Etkinlik, Kocaeli Dayanışma Akademisi üyeleri ihraç edilen 19 akademisyenden Gül Köksal ve Adem Yeşilyurt’un konuşmaları ile başladı. İlk dersi İzzettin Önder verdi.
Açılış konuşmasını yapanlardan Adem Yeşilyurt, bildiriye imza atarak tesadüfen bir araya geldiklerini söyledi. 15 Ocak tarihi itibariyle gözaltına alınmaktan ihraç edilemeye dek yaşadıkları süreci anlatan Yeşilyurt, kişisel deneyimini ise şöyle aktardı:
“Ocak ayının ilk haftasında aynı gün beş dakika arayla iki imza attım. İmza kampanyalarının çok faydalı olacağını çok düşünenlerden değildim. İlki ODTÜ’ye bisiklet yolu yapılması içindi, muhtemelen ODTÜ rektörünün bile haberi olmadı, diğeri barış bildirisi idi, bu imzanın ardından gözaltına alındım, sonuçta işimden oldum.

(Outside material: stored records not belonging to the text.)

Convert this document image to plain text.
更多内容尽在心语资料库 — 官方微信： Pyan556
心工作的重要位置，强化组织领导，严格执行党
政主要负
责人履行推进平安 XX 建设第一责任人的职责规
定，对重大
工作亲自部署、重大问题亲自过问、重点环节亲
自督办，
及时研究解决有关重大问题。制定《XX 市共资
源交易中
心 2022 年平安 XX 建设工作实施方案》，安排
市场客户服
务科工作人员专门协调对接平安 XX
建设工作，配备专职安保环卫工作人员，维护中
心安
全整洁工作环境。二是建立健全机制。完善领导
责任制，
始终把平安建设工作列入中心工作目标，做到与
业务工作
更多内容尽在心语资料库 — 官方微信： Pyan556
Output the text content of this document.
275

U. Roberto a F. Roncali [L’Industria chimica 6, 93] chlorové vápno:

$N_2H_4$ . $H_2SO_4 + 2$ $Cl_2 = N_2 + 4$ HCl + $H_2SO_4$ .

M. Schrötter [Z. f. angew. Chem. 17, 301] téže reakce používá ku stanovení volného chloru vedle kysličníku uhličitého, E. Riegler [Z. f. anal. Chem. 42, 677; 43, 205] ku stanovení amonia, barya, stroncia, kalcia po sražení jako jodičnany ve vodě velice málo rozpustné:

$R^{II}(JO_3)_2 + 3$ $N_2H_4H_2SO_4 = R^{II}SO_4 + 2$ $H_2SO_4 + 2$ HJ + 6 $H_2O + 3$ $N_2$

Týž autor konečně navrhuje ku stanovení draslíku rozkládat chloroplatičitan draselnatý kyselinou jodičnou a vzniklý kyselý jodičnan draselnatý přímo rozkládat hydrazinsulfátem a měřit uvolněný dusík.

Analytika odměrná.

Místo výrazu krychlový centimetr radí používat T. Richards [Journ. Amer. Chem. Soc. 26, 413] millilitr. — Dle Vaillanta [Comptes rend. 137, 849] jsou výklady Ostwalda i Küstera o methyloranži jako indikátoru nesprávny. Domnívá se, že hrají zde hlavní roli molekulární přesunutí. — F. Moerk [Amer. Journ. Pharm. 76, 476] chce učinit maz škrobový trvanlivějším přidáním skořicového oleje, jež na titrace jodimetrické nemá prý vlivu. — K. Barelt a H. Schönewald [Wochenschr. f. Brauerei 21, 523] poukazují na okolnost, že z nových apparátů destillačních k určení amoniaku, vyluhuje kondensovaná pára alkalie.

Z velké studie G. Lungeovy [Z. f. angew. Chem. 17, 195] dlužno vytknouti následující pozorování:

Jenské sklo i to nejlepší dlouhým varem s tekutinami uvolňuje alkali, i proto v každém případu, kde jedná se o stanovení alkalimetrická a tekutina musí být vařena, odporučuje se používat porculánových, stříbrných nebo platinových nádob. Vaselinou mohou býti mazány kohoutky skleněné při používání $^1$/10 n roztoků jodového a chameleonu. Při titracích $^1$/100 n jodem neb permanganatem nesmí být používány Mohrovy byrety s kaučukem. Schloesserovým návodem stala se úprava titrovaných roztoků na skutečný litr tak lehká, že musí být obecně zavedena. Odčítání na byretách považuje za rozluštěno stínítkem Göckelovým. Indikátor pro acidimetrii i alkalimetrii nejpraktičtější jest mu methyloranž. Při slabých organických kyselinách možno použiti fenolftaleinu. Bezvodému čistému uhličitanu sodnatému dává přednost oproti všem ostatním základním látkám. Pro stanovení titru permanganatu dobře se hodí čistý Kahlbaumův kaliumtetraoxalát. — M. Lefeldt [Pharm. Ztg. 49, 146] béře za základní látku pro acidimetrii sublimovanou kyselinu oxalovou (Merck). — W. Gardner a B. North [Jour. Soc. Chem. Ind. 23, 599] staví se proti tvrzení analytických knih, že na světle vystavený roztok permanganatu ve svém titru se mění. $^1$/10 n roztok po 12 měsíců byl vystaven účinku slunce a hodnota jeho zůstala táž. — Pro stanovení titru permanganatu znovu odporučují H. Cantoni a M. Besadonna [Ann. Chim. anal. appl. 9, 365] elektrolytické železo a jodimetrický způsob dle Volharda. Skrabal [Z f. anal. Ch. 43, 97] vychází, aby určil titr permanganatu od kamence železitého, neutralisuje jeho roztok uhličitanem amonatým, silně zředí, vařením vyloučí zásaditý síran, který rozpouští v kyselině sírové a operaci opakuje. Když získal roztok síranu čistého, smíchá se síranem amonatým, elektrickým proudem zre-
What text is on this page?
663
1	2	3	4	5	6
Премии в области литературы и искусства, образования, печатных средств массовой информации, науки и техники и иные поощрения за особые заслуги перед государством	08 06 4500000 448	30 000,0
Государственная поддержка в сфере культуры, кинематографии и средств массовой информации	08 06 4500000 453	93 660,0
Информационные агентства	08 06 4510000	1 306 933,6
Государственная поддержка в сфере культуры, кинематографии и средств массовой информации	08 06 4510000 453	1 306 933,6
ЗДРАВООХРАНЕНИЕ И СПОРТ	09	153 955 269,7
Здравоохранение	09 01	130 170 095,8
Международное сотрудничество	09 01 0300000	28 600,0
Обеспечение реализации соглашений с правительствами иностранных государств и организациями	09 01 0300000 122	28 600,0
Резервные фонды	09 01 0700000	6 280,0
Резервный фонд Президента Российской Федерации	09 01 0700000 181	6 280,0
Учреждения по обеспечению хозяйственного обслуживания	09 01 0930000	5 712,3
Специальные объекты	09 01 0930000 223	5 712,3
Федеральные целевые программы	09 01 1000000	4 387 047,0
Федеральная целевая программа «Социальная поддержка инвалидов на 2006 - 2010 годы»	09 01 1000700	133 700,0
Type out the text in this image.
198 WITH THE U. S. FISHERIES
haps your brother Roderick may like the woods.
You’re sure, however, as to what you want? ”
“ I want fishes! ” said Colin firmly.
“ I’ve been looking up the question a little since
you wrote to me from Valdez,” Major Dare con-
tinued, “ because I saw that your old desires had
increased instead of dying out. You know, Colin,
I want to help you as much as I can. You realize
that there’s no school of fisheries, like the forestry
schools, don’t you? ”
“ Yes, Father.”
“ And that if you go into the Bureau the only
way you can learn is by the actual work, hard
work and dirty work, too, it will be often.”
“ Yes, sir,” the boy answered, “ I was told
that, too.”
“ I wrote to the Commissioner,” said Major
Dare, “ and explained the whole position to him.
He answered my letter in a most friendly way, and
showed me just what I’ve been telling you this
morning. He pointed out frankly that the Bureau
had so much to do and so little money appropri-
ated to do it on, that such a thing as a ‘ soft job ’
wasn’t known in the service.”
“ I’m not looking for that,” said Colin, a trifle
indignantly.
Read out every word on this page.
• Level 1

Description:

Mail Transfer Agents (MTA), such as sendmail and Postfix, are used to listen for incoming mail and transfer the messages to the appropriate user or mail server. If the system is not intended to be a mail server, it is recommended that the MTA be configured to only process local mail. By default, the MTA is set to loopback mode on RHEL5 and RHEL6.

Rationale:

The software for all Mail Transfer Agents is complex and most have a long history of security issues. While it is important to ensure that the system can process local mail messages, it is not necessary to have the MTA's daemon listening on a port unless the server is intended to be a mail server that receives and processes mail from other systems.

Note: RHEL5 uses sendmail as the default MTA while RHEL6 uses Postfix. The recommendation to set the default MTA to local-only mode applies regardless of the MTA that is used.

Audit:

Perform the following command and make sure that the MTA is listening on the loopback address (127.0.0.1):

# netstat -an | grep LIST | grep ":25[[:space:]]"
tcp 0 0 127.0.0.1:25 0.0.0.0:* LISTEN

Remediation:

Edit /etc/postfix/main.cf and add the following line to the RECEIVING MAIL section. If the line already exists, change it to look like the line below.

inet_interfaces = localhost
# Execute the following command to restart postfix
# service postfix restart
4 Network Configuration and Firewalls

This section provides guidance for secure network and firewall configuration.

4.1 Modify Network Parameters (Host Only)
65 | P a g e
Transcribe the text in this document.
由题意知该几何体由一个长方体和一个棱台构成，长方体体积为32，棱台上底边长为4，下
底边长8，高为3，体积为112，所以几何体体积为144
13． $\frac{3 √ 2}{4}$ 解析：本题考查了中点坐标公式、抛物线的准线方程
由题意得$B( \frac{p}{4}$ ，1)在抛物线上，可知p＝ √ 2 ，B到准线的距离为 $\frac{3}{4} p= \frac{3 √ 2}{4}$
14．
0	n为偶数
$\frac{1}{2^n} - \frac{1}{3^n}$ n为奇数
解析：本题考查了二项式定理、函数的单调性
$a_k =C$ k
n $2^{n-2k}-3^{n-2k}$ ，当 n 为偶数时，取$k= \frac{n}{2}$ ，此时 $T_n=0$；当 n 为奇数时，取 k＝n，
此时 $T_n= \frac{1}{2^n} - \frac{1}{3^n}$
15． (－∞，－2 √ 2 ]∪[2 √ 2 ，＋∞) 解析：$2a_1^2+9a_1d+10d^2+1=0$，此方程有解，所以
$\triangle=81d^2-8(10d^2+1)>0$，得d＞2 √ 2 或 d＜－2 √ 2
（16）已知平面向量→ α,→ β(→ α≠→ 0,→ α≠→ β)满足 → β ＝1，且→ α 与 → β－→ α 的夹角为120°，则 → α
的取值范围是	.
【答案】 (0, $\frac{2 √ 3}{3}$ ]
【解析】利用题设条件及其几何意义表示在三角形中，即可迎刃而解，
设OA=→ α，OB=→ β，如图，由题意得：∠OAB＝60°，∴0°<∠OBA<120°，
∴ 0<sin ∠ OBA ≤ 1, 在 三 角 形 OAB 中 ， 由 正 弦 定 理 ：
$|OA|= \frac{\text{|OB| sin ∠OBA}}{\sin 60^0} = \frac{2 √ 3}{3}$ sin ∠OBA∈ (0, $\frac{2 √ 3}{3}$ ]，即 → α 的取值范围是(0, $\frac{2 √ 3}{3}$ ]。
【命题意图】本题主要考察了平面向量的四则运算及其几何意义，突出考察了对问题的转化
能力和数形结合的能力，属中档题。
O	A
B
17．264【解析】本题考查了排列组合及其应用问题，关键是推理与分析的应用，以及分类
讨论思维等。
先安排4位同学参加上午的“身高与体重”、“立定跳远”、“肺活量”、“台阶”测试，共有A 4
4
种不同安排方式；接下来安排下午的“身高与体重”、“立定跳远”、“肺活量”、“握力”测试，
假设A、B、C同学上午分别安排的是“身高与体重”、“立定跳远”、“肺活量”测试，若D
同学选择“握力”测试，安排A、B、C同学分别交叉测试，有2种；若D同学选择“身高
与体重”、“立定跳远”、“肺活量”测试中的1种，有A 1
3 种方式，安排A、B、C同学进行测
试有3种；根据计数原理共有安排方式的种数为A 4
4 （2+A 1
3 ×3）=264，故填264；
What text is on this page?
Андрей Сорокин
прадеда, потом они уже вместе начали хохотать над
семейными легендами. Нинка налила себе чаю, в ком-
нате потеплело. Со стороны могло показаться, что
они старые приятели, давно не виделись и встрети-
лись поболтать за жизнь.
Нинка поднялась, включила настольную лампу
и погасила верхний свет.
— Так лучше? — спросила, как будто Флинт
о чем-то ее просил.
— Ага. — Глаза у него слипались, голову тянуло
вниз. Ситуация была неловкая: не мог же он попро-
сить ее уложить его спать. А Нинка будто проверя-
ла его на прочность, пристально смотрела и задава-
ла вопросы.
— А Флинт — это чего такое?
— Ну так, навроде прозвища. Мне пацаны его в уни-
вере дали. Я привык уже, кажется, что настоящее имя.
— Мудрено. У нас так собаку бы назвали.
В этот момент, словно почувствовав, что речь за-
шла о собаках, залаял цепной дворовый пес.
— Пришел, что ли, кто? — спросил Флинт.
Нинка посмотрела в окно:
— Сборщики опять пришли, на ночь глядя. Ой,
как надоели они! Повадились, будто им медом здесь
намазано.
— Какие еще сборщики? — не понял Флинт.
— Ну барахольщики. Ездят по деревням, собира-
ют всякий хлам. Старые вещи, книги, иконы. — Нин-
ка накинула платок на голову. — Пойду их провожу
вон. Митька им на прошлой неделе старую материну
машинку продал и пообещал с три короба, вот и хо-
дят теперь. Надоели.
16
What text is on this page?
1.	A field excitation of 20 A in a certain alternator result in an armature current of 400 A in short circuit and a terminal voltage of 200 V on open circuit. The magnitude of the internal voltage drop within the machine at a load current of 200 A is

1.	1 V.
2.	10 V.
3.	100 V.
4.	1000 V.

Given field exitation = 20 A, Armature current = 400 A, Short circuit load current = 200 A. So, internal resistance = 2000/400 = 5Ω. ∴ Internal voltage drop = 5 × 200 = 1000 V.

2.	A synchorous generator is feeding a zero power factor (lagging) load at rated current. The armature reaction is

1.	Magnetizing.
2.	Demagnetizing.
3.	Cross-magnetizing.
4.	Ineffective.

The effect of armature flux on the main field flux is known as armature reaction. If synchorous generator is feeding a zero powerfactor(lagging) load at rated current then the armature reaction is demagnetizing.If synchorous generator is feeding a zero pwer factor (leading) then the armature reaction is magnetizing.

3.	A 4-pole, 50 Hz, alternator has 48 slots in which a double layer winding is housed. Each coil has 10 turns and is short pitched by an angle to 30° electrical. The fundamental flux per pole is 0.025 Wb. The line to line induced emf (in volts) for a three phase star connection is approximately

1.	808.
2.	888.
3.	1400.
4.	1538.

"Kişisel deneyimimin bana verdiği ders, herhangi bir eylemliliğin bir şeyleri değiştirebileceği oldu. Bu süreci benim için zor olmasının sebebi ailemle yaşadığım süreçti. İmzadan sonra babam altı aydan uzun süre benimle tek kelime konuşmadı annem çok gözyaşı döktü. 1 Eylül sonrası onlar da haksızlığa dayanamayıp bana hak vermeye, barış talebini dile getirmeye başladı. Ben en çok değişikliği öz annem ve babam üzerinde yapabildim. Demek ki barış talebi bulaşıcı, bunu talep etmekten korkmamalıyız.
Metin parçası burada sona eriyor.